Reports were circulating at the time, describing the hallucinatory effects of smoking dried banana peels. . .

As in: Gone fishing, gone bananas . . .  




















McMillian follows various leads as to the origin of the idea of smoking banana peels, and looks at contributions ranging from a 1963 article through Country Joe & the Fish, and Donovan, with even a footnote about The Velvet Underground and Nico (including Andy Warhol's banana cover), all circa 1966-1967. 

But how did this notion spread from there? The subtitle for "Electrical Bananas" suggests an answer with "The Underground Press and the Great Banana Hoax of 1967."
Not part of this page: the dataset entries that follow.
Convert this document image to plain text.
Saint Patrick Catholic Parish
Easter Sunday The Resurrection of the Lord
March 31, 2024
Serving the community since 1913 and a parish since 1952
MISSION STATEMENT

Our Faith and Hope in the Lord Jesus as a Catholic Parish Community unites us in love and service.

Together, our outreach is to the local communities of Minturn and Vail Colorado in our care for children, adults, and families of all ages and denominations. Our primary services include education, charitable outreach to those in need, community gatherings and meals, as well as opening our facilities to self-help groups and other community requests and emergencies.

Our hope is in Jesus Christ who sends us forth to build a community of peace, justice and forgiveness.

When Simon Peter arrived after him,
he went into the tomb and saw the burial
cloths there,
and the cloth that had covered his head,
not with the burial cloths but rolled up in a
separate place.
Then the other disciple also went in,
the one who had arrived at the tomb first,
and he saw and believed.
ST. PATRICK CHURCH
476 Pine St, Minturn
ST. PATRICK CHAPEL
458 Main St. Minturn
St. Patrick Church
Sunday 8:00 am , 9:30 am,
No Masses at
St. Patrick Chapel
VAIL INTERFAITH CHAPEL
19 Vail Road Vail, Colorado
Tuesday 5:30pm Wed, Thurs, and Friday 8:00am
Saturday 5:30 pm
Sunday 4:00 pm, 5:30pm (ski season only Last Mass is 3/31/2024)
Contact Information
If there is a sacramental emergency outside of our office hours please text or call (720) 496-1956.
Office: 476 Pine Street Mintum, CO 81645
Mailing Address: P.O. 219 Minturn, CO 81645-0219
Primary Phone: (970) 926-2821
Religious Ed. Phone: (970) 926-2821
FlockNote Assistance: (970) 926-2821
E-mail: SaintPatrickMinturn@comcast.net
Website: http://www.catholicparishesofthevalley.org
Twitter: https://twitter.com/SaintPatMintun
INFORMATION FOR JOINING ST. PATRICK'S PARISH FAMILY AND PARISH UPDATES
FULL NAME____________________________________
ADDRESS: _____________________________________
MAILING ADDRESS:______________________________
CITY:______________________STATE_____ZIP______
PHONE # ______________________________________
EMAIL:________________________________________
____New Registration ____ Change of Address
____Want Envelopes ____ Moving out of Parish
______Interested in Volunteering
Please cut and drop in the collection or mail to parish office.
Beyond that, semiotic bananas must have been part of the Zeitgeist, the spirit-ghost of the high-time. Because there are other examples, even beyond the main scope of McMillian's study, moving from 1967 into 1968 (The Banana Splits TV series, Juanita Banana) right into 1971 (Woody Allen's Bananas) and probably right into the
21st century . . . 



















If this theme song for The Banana Splits doesn't sound trippy, I'm not sure what does:

Tra la la, la la la la.
Four banana, three banana, two banana, one.
All bananas playing in the bright blue sun.
Flippin' like a pancake, poppin' like a cork
Fleagle, Bingo, Drooper and Snork. . .

Today's Rune: Signals.     

1 comment:

Charles Gramlich said...

The world is certainly more bizarre than I have imagined.